Class AlleleFractionModeller

java.lang.Object
org.broadinstitute.hellbender.tools.copynumber.models.AlleleFractionModeller

public final class AlleleFractionModeller extends Object
Given segments and counts of alt and ref reads over a list of het sites, infers the minor-allele fraction of each segment. For example, a segment with (alt,ref) counts (10,90), (11,93), (88,12), (90,10) probably has a minor-allele fraction somewhere around 0.1. The model takes into account allelic reference bias due to mapping etc. by learning a global gamma distribution on allelic bias ratios.

We define the bias ratio of each het locus to be the expected ratio of mapped ref reads to mapped alt reads given equal amounts of DNA (that is, given a germline het). The model learns a common gamma distribution: bias ratio ~ Gamma(alpha = mu^2 / sigma^2, beta = mu / sigma^2) where mu and sigma^2 are the global mean and variance of bias ratios, and alpha, beta are the natural parameters of the gamma distribution.

Each segment has a minor-allele fraction f, and for each het within the locus the number of alt reads is drawn from a binomial distribution with total count n = #alt reads + #ref reads and alt probability f / (f + (1 - f) * bias ratio) if the locus is alt minor and (1 - f) / (1 - f + f * bias ratio) if the locus is ref minor. We also allow a prior on minor-allele fraction to be specified by the alpha parameter of the 4-parameter beta distribution Beta(alpha, 1, 0, 1/2).

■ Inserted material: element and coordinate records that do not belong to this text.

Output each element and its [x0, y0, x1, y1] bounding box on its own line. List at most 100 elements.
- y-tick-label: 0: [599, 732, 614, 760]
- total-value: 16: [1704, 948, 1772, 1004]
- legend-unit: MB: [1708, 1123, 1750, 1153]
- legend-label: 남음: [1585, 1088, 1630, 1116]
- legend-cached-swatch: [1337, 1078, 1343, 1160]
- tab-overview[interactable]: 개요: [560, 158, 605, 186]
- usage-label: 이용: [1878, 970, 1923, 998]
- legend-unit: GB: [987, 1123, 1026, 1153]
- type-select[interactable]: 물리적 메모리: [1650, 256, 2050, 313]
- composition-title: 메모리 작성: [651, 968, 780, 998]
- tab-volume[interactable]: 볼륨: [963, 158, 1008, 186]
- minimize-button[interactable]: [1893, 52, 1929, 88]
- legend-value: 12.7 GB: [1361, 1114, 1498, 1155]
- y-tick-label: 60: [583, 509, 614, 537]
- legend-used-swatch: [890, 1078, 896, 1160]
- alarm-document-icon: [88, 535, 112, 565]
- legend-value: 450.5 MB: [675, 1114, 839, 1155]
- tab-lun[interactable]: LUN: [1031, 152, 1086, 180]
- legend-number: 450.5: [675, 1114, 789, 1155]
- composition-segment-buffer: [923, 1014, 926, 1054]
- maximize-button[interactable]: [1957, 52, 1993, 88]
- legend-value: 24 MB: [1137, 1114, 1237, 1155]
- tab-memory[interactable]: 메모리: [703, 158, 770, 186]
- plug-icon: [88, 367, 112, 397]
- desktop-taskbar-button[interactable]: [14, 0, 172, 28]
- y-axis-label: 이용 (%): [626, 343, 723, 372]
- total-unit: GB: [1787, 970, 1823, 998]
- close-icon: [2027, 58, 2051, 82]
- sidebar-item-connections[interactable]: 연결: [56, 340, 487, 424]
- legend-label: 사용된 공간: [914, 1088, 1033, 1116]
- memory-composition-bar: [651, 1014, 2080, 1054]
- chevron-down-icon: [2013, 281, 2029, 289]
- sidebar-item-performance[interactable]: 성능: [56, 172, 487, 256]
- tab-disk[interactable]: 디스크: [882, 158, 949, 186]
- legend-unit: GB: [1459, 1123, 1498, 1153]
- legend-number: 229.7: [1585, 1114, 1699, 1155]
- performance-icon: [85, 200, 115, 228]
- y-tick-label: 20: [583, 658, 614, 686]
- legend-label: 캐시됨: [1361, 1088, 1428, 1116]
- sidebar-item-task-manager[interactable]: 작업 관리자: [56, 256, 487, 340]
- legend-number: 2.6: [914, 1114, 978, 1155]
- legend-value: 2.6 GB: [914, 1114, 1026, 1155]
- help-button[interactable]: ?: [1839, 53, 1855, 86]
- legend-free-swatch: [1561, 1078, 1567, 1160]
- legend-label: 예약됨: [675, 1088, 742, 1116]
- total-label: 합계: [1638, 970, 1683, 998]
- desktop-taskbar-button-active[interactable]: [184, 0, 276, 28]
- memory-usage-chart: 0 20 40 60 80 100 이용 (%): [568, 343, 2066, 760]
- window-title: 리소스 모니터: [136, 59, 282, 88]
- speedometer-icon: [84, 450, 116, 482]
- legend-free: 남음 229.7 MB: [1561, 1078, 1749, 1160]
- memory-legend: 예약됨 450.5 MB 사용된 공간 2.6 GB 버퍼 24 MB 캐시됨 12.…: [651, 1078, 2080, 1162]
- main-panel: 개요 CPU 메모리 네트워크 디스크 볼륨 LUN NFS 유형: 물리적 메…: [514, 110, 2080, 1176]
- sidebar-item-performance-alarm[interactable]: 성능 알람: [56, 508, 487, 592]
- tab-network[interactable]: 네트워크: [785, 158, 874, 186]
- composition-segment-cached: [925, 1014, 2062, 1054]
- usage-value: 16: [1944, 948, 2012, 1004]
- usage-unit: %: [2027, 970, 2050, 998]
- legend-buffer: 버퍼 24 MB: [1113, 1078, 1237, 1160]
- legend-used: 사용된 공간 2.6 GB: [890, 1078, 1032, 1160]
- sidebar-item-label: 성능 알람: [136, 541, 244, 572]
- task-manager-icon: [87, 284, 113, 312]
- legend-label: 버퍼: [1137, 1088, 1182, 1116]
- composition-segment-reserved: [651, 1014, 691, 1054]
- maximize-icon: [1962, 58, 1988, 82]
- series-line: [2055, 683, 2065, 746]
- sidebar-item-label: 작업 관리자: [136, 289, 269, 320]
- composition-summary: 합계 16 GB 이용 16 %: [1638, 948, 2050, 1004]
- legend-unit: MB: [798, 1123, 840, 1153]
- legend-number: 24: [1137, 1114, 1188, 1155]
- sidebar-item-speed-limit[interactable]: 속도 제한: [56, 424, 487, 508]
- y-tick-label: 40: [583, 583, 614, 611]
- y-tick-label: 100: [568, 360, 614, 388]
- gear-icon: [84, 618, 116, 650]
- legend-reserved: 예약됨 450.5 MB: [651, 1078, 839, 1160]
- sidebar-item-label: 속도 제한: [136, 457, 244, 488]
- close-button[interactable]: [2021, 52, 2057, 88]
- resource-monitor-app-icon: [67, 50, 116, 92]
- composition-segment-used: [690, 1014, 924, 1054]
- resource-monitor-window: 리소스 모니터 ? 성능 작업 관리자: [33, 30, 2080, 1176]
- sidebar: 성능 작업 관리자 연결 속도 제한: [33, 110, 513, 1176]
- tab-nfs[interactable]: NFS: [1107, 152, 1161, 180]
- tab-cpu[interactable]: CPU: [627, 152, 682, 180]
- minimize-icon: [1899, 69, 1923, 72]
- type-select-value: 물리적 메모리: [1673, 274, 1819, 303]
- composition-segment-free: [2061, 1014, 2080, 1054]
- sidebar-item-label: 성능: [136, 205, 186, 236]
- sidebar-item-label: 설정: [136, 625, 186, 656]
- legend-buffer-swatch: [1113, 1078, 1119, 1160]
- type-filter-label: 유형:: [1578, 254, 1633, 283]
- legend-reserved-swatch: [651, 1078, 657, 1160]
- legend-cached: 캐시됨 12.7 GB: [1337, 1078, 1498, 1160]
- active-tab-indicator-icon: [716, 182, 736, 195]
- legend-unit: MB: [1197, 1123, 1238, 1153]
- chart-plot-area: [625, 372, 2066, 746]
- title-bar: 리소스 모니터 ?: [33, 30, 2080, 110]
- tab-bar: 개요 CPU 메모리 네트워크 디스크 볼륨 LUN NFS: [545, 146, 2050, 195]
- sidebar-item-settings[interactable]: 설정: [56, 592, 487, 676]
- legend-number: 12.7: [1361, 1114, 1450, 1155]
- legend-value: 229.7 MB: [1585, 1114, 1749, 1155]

Conceptually, the model contains latent variables corresponding to the bias ratio and indicators for alt minor/ref minor at each het locus. However, we integrate them out and the MCMC model below only contains the minor-allele fractions and the three hyperparameters of the model: the two parameters of the gamma distribution along with the global outlier probability.

See docs/CNV/archived/archived-CNV-methods.pdf for a thorough description of the model.